Second, restoring and stabilizing the original protocol, again, a second major point to the fork, means by definition, it was not following either of the two when forked and launched, and vigorously tested against it's BCH rival. If it did maintain any of the original qualities in this time, it has been in use successfully without any of the benefits of scale or stability!

And Third, the MB buffer size for blocks was among the most deeply-felt of controversies over the split, and what others were so terribly wrong about, according to Wright.

This upgrade, however, leaves the block size to be determined by the miners and the network activity. WHAT?

Okay, I understand the original vision of Bitcoin was to allow the flexibility to determine what was the correct solution to scale, but the insistence was that either a larger, or smaller, block was the correct answer. The biggest rift, and therefore a battle of the blocks, ensued from the certainty that either larger or smaller blocks of data would handle bulk transactions the best.

I don't think the original vision of an upgrade to Bitcoin's source path resolution was a big fat "ah, whatever you choose". It's silly, insulting, but ironically, also, it's probably gonna work just fine. Can you imagine other arguments taking the form of "my way is right, your way is wrong, and just to prove it, I'm willing to set the world ablaze, and now that I have said my peace, ah, whatever you want is fine." Insanity. And, all with no hiccups.

I promised three points, but perhaps the fourth is the most important, so here it is, a final thought:

Most people accept a new chain because it is safe and resolved, and the old chain never has to be abandoned, but everyone just simply migrates to the new path once it is shown secure.
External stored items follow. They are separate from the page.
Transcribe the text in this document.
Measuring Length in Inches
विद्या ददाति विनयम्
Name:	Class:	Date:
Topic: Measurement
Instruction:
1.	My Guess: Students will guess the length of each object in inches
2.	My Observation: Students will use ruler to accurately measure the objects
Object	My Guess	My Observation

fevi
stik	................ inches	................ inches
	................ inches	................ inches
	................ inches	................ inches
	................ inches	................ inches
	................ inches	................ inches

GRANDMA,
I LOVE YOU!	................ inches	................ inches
A vast majority of the network is choosing to stay with the old install, making one question, once again, what exactly WAS Satoshi's Vision? 10 years have gone rather smoothly, controversy included, and yet inside a year we have two Bitcoin Cash's, both pretending to the be real Bitcoin, one with someone claiming they flat out ARE Satoshi, and a Genesis block accepted by a very small few. And yet, crypto marches forward with hardly a hiccup. It is a great time to be alive!

With Bitcoin Core being the original digital gold as a store of value, this article proves a little fool's gold also goes a long way.